Fire at Ogden recycling yard razes 4 buildings
Sparks from cutting torch ignite blaze; no one is injured
Huge columns of thick, black smoke filled the sky above Allied Metals, 555 W. 12th St., on Thursday morning. The blaze was sparked by a worker using a cutting torch to tear apart an old railroad car. Winds carried sparks to some dry brush nearby.
"There was a spark and then maybe two minutes there was fire," said Ignacio Contreras.
Contreras said he struggled to turn off the torch, grabbed a fire extinguisher and tried unsuccessfully to put out the blaze, then ran to tell his boss. Within minutes, flames were 25 feet high.
All of the employees evacuated the yard, and no one was injured.
The fire spread quickly through old wooden World War II-era military barracks. They housed straw, paper, scrap metal and other byproducts of a salvage yard. Explosions could be heard as fuel burned and tires popped. The smell of burning metal, paint and wood created a sickening stench in the air as the black smoke billowed over the area.

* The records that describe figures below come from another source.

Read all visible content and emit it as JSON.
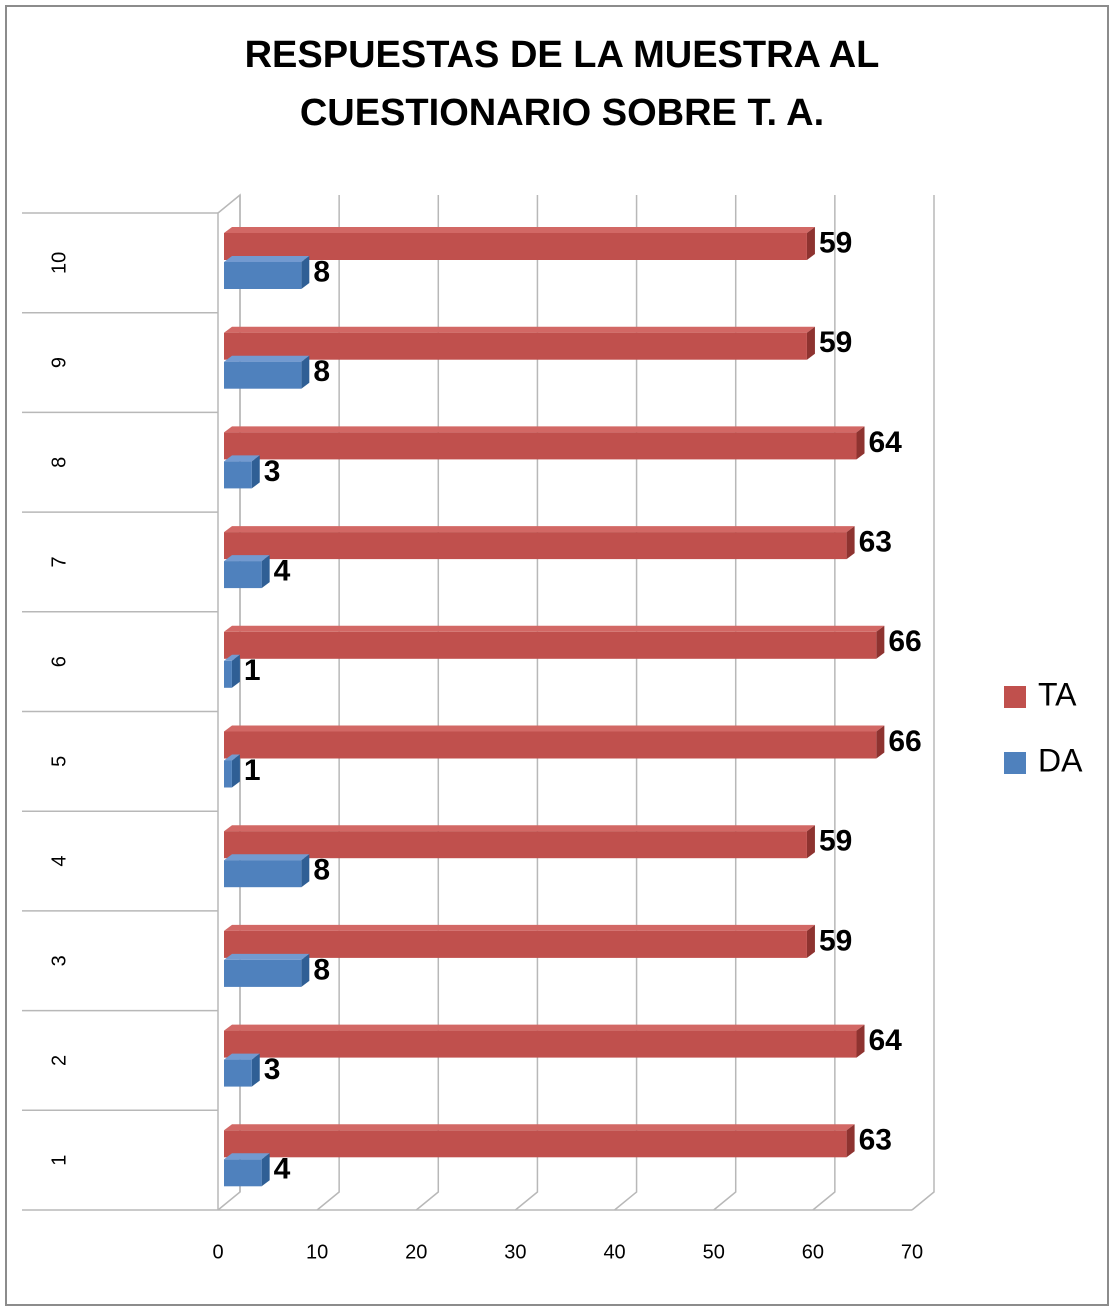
{
  "chart_data": {
    "type": "bar",
    "orientation": "horizontal",
    "title": [
      "RESPUESTAS DE LA MUESTRA AL",
      "CUESTIONARIO SOBRE T. A."
    ],
    "categories": [
      "1",
      "2",
      "3",
      "4",
      "5",
      "6",
      "7",
      "8",
      "9",
      "10"
    ],
    "series": [
      {
        "name": "TA",
        "color": "#c0504d",
        "values": [
          63,
          64,
          59,
          59,
          66,
          66,
          63,
          64,
          59,
          59
        ]
      },
      {
        "name": "DA",
        "color": "#4f81bd",
        "values": [
          4,
          3,
          8,
          8,
          1,
          1,
          4,
          3,
          8,
          8
        ]
      }
    ],
    "xlim": [
      0,
      70
    ],
    "xticks": [
      0,
      10,
      20,
      30,
      40,
      50,
      60,
      70
    ],
    "grid": true,
    "legend": "right"
  }
}
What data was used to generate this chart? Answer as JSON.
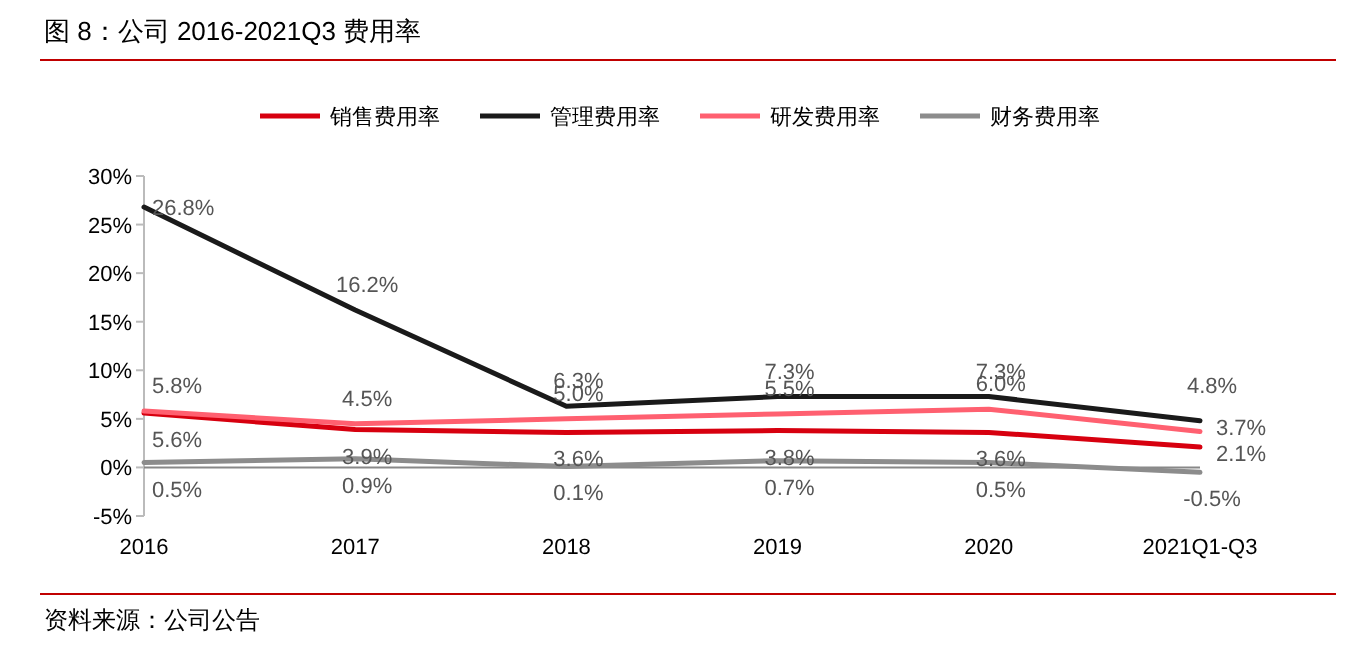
{
  "chart_data": {
    "type": "line",
    "title": "图 8：公司 2016-2021Q3 费用率",
    "categories": [
      "2016",
      "2017",
      "2018",
      "2019",
      "2020",
      "2021Q1-Q3"
    ],
    "series": [
      {
        "name": "销售费用率",
        "color": "#d7000f",
        "values": [
          5.6,
          3.9,
          3.6,
          3.8,
          3.6,
          2.1
        ],
        "value_labels": [
          "5.6%",
          "3.9%",
          "3.6%",
          "3.8%",
          "3.6%",
          "2.1%"
        ]
      },
      {
        "name": "管理费用率",
        "color": "#1a1a1a",
        "values": [
          26.8,
          16.2,
          6.3,
          7.3,
          7.3,
          4.8
        ],
        "value_labels": [
          "26.8%",
          "16.2%",
          "6.3%",
          "7.3%",
          "7.3%",
          "4.8%"
        ]
      },
      {
        "name": "研发费用率",
        "color": "#ff6070",
        "values": [
          5.8,
          4.5,
          5.0,
          5.5,
          6.0,
          3.7
        ],
        "value_labels": [
          "5.8%",
          "4.5%",
          "5.0%",
          "5.5%",
          "6.0%",
          "3.7%"
        ]
      },
      {
        "name": "财务费用率",
        "color": "#8c8c8c",
        "values": [
          0.5,
          0.9,
          0.1,
          0.7,
          0.5,
          -0.5
        ],
        "value_labels": [
          "0.5%",
          "0.9%",
          "0.1%",
          "0.7%",
          "0.5%",
          "-0.5%"
        ]
      }
    ],
    "ylim": [
      -5,
      30
    ],
    "yticks": [
      {
        "value": -5,
        "label": "-5%"
      },
      {
        "value": 0,
        "label": "0%"
      },
      {
        "value": 5,
        "label": "5%"
      },
      {
        "value": 10,
        "label": "10%"
      },
      {
        "value": 15,
        "label": "15%"
      },
      {
        "value": 20,
        "label": "20%"
      },
      {
        "value": 25,
        "label": "25%"
      },
      {
        "value": 30,
        "label": "30%"
      }
    ],
    "legend": "top",
    "marker": "none",
    "line_style": "solid",
    "annotations": [
      "资料来源：公司公告"
    ]
  }
}
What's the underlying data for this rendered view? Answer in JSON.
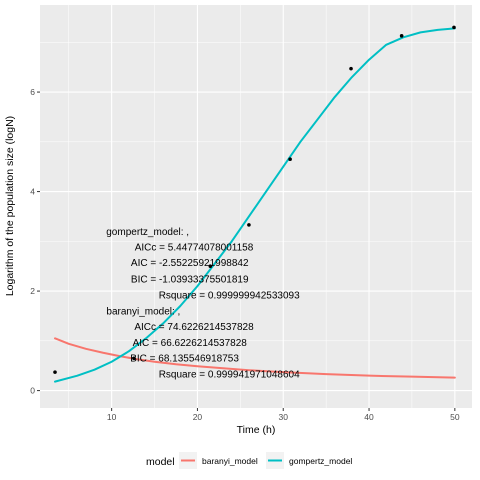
{
  "chart_data": {
    "type": "line",
    "xlabel": "Time (h)",
    "ylabel": "Logarithm of the population size (logN)",
    "xlim": [
      1.65,
      52.0
    ],
    "ylim": [
      -0.35,
      7.75
    ],
    "x_ticks": [
      10,
      20,
      30,
      40,
      50
    ],
    "y_ticks": [
      0,
      2,
      4,
      6
    ],
    "grid": true,
    "legend": {
      "title": "model",
      "position": "bottom",
      "entries": [
        {
          "label": "baranyi_model",
          "color": "#F8766D"
        },
        {
          "label": "gompertz_model",
          "color": "#00BFC4"
        }
      ]
    },
    "points": {
      "x": [
        3.4,
        12.6,
        21.5,
        26.0,
        30.8,
        37.9,
        43.8,
        49.9
      ],
      "y": [
        0.37,
        0.65,
        2.5,
        3.33,
        4.65,
        6.47,
        7.13,
        7.3
      ]
    },
    "series": [
      {
        "name": "baranyi_model",
        "color": "#F8766D",
        "x": [
          3.4,
          5,
          7,
          9,
          11,
          13,
          15,
          17.5,
          20,
          23,
          26,
          30,
          35,
          40,
          45,
          50
        ],
        "y": [
          1.05,
          0.94,
          0.84,
          0.76,
          0.69,
          0.63,
          0.58,
          0.53,
          0.49,
          0.45,
          0.41,
          0.37,
          0.33,
          0.3,
          0.28,
          0.26
        ]
      },
      {
        "name": "gompertz_model",
        "color": "#00BFC4",
        "x": [
          3.4,
          6,
          8,
          10,
          12,
          14,
          16,
          18,
          20,
          22,
          24,
          26,
          28,
          30,
          32,
          34,
          36,
          38,
          40,
          42,
          44,
          46,
          48,
          50
        ],
        "y": [
          0.18,
          0.3,
          0.42,
          0.58,
          0.79,
          1.05,
          1.35,
          1.7,
          2.1,
          2.55,
          3.0,
          3.5,
          4.0,
          4.5,
          5.0,
          5.45,
          5.9,
          6.3,
          6.65,
          6.95,
          7.1,
          7.2,
          7.25,
          7.28
        ]
      }
    ],
    "annotations": [
      {
        "text": "gompertz_model: ,",
        "x": 14.2,
        "y": 3.2
      },
      {
        "text": "AICc = 5.44774078001158",
        "x": 19.6,
        "y": 2.89
      },
      {
        "text": "AIC = -2.55225921998842",
        "x": 19.1,
        "y": 2.57
      },
      {
        "text": "BIC = -1.03933375501819",
        "x": 19.1,
        "y": 2.24
      },
      {
        "text": "Rsquare = 0.999999942533093",
        "x": 23.7,
        "y": 1.92
      },
      {
        "text": "baranyi_model: ,",
        "x": 13.7,
        "y": 1.6
      },
      {
        "text": "AICc = 74.6226214537828",
        "x": 19.6,
        "y": 1.29
      },
      {
        "text": "AIC = 66.6226214537828",
        "x": 19.1,
        "y": 0.97
      },
      {
        "text": "BIC = 68.135546918753",
        "x": 18.5,
        "y": 0.65
      },
      {
        "text": "Rsquare = 0.999941971048604",
        "x": 23.7,
        "y": 0.33
      }
    ]
  }
}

Ogden Fire Marshal Matt Schwenk said the fire burned at least 500 gallons of fuel that had been siphoned from the junked cars at the recycling yard. Entire cars were torched on the property.
Coincidentally, a wildland fire response business has its offices next door to Allied Metals. Bonneville Emergency Response Team firefighters used their equipment to help contain the fire.
"It was intense," Sean Beal said. "There were tires popping and mini-explosions and the heat of the fire. But it was smaller than what we normally do."
A portion of 12th Street was blocked off, creating a traffic jam that stretched back to Wall Avenue on one side and I-15 on the other.
As he toured the damage, Allied Metals co-owner Stuart Roper stopped to thank firefighters who saved his business. He said he wasn't concerned about the heavy damage.
"The buildings aren't a concern," he said. "People's safety is a concern."
He said the fire's impact on his business would be minimal.
"We're in the metal business and metal doesn't burn," Roper said.
Roper told the Deseret News that dry brush and grass has been a continual problem on the 14-acre property. To battle it, he's used sheep, goats and even llamas to do weed control. The animals were in a pen and not injured.
Allied Metal was cleaning up the property to put gravel down in an effort to reduce dry grass and brush. A second location operates a few miles away, Roper said. All cutting will now be suspended at the 12th Street yard and moved to the other location.